Dagur, framed in the doorway, blew Ruffnut a kiss. "I can't wait," he hissed. He slammed the door shut as Birdsong dragged her away into the darkness.
The moment the echo of the door's slam faded, Ruffnut's energy gave way. She stumbled to the ground, her hands searching for something to catch her. She coughed and hacked and tinted phlegm drooled onto the floor. She held her stomach and Birdsong grabbed her yet again.
"On your feet," Birdsong growled. Somehow, she planted Ruffnut back on her sore feet and marched her onward. The path they took was one that Ruffnut had never been on – but Ruffnut had not been down many in the Underground – and this hallway was quiet… so quiet that Ruffnut could hear Birdsong breathe through her nose over the sound of her own ragged breaths. She didn't say anything to her executioner as they moved onward until it was almost impossible to see.

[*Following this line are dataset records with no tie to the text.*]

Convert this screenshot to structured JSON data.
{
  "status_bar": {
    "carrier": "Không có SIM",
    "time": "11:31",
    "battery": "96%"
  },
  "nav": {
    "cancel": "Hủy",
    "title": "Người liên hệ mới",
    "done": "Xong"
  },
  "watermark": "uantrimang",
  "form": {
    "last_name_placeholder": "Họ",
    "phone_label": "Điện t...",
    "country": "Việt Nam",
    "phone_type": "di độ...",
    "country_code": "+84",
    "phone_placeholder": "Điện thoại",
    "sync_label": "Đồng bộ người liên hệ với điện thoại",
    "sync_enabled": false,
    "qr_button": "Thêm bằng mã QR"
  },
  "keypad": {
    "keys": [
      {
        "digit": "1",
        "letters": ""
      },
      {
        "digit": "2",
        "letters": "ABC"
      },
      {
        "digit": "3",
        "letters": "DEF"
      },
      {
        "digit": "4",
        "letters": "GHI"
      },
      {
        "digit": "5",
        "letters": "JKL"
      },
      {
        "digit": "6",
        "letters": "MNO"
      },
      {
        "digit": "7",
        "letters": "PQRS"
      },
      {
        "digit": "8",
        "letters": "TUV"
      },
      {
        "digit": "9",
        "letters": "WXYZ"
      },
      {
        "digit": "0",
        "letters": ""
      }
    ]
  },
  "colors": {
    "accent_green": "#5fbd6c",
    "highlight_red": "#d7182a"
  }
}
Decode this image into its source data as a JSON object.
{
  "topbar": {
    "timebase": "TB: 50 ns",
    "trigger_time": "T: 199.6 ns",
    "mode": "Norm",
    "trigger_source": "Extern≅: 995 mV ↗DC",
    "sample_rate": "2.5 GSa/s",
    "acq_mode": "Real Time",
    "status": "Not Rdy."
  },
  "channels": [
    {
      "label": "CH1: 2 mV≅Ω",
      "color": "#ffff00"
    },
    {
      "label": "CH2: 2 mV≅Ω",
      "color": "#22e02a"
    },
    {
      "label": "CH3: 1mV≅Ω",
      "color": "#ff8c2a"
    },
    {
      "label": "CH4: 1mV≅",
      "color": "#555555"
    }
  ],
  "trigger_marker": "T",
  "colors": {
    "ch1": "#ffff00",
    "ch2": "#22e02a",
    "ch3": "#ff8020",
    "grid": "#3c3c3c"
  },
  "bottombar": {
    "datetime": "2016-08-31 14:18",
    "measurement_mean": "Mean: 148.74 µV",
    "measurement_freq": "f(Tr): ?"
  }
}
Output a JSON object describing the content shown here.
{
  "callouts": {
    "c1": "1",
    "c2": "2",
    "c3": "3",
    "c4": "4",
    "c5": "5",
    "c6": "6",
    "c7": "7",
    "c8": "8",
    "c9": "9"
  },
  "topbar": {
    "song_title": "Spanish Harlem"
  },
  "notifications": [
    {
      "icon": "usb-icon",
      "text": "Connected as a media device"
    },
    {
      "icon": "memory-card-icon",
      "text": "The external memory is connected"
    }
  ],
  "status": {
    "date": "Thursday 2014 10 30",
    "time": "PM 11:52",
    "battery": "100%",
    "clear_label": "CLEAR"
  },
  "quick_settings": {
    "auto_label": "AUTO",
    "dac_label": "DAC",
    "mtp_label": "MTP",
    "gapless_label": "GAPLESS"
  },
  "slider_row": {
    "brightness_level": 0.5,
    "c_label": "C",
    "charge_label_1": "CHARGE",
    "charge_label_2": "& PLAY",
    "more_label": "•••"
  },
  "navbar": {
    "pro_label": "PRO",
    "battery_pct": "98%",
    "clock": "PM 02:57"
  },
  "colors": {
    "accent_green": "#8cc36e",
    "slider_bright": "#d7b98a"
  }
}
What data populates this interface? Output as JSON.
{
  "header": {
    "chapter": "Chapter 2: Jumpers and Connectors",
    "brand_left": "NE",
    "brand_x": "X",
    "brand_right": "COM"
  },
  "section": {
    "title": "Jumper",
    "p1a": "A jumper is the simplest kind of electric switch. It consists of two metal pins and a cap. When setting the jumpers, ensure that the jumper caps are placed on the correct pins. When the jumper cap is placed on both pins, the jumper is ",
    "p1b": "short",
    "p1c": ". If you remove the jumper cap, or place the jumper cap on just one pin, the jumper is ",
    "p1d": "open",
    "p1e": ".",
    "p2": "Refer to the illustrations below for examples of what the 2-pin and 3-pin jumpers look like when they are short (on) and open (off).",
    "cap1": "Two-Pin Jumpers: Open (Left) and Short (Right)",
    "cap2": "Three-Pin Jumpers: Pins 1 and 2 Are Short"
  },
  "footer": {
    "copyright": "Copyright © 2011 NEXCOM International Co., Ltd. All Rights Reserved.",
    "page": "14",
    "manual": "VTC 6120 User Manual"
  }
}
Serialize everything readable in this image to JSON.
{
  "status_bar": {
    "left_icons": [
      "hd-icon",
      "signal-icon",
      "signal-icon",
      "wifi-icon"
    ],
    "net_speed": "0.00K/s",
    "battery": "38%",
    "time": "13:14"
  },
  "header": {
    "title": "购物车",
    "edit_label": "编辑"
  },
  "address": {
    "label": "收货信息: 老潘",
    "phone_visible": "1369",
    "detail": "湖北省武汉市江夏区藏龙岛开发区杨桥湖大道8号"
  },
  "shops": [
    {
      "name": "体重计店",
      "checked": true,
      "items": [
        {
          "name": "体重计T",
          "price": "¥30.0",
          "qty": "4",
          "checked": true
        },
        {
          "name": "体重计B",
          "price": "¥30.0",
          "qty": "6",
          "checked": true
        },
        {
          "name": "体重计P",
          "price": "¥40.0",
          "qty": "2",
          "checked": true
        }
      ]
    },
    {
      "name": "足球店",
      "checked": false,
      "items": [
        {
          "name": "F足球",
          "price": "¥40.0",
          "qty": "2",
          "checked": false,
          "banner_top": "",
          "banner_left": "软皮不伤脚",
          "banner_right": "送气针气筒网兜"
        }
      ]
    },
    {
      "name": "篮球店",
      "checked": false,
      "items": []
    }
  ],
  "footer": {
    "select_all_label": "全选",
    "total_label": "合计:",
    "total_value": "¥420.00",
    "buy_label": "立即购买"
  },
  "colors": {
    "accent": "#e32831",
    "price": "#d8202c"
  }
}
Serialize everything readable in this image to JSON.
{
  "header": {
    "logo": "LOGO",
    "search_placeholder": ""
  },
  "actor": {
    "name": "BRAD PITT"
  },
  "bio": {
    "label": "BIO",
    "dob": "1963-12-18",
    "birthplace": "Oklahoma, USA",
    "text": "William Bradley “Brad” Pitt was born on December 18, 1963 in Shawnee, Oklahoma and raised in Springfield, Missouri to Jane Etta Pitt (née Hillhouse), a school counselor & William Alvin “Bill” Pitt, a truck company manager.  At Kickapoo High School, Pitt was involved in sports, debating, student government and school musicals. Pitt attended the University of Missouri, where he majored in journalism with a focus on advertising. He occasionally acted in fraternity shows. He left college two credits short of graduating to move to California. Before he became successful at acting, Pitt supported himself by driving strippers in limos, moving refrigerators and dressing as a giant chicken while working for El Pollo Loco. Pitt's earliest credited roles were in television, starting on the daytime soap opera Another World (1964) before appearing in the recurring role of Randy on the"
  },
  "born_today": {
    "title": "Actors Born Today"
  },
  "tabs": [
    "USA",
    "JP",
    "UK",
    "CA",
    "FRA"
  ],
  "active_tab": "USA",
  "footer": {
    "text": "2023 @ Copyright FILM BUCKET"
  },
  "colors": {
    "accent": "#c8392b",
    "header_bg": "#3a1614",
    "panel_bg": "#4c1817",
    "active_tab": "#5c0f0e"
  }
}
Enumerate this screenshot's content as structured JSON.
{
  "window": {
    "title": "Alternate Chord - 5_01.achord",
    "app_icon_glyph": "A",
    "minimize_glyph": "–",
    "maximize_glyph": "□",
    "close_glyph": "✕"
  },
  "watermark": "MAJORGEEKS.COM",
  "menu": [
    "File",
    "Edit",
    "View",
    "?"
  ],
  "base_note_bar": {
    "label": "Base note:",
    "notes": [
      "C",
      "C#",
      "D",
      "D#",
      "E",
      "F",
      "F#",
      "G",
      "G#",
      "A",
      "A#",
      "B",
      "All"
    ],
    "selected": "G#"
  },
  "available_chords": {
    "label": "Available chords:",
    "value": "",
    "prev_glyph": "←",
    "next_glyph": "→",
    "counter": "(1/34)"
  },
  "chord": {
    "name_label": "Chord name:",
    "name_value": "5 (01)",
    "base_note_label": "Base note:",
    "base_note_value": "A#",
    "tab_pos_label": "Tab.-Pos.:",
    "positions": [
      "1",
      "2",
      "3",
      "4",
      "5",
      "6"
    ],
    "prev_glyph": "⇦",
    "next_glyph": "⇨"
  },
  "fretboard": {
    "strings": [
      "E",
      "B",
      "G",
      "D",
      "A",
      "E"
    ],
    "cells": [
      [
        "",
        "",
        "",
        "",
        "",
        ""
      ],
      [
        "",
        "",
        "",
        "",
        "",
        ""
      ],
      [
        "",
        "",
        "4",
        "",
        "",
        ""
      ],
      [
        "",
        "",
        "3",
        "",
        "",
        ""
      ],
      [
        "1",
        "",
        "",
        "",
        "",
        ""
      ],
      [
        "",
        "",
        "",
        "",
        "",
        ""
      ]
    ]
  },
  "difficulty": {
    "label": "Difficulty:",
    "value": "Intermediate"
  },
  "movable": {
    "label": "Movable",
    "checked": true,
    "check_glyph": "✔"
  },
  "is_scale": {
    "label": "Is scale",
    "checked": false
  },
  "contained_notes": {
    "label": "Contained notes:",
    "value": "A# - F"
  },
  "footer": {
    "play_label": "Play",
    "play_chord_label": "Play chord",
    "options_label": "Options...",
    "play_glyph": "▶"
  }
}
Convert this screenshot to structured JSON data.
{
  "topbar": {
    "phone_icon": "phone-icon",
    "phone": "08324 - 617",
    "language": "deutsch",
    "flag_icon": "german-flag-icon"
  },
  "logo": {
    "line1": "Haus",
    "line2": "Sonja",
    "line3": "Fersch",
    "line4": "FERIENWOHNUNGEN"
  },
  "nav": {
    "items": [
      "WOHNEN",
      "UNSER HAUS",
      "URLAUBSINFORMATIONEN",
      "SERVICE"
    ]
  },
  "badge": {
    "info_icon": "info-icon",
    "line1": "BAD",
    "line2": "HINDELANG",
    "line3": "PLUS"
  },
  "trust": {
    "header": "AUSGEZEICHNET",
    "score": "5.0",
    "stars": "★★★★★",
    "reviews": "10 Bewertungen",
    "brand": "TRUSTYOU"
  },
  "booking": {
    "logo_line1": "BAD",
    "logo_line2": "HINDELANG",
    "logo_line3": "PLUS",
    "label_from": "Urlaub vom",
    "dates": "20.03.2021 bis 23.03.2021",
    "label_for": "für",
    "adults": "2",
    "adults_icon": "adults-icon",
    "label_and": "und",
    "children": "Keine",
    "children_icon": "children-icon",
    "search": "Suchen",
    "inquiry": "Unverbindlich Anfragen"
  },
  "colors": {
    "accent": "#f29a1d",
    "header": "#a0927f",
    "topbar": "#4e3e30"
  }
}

They stopped for one moment.
"Stay still," Birdsong said gruffly. Ruffnut took the opportunity to slide down the wall onto her backside.
"It's not like I can run away, don't worry," Ruffnut said through a violent shiver.
She heard Birdsong fumble in the dark, and a flame was lit over a torch pulled from a bracket in the wall. Firelight stung her eyes for a moment. Birdsong placed the torch back in the bracket and dropped the flint tool back into her satchel. She sighed and cracked her neck, groaned, and opened her eyes to Ruffnut, who kept her head rested on the stone. She didn't look at Birdsong, but she looked at the roof, and noticed water dripping down the walls, not unlike the first cell she had been in with Astrid. She touched the wall over her shoulder weakly and felt the water dribble over her fingertips. Somehow, it made the idea of her impending murder a little softer.
"So… how are we doing this?" Ruffnut asked as Birdsong cracked her knuckles. "Are you gonna strangle me? Stab me? Throw me into a pile of diseased men?"
"Don't be ridiculous," Birdsong replied, only giving a single glance to Ruffnut. Ruffnut squinted at her as Birdsong crouched in front of her, peering into Ruffnut's face with an odd curiosity.
Ruffnut watched Birdsong's grey eyes search over her face. She lingered on her fair eyebrows, her cheekbones. She reached up and touched Ruffnut's jaw, running a finger down her neck slowly, and taking up a matted braid in her hand, Birdsong's searching gaze turned into a scrutinizing glare.
"You lied."
A cold rush of nausea spewed within Ruffnut's ribcage. "What?"
"You're not Hiccup's widow."
"Yes I am," Ruffnut rumbled hoarsely. "I told you –"
"You said Stoick refused to marry the other Berkian to Hiccup," she murmured very quietly. "That's not what I wrote on the scroll."
Ruffnut furrowed her brow. "…Excuse me?"
"I said he could choose," Birdsong continued, "and it could be whoever he loved. And I am dead certain that even Stoick the Vast wouldn't go against my words. Not even he would be so foolish."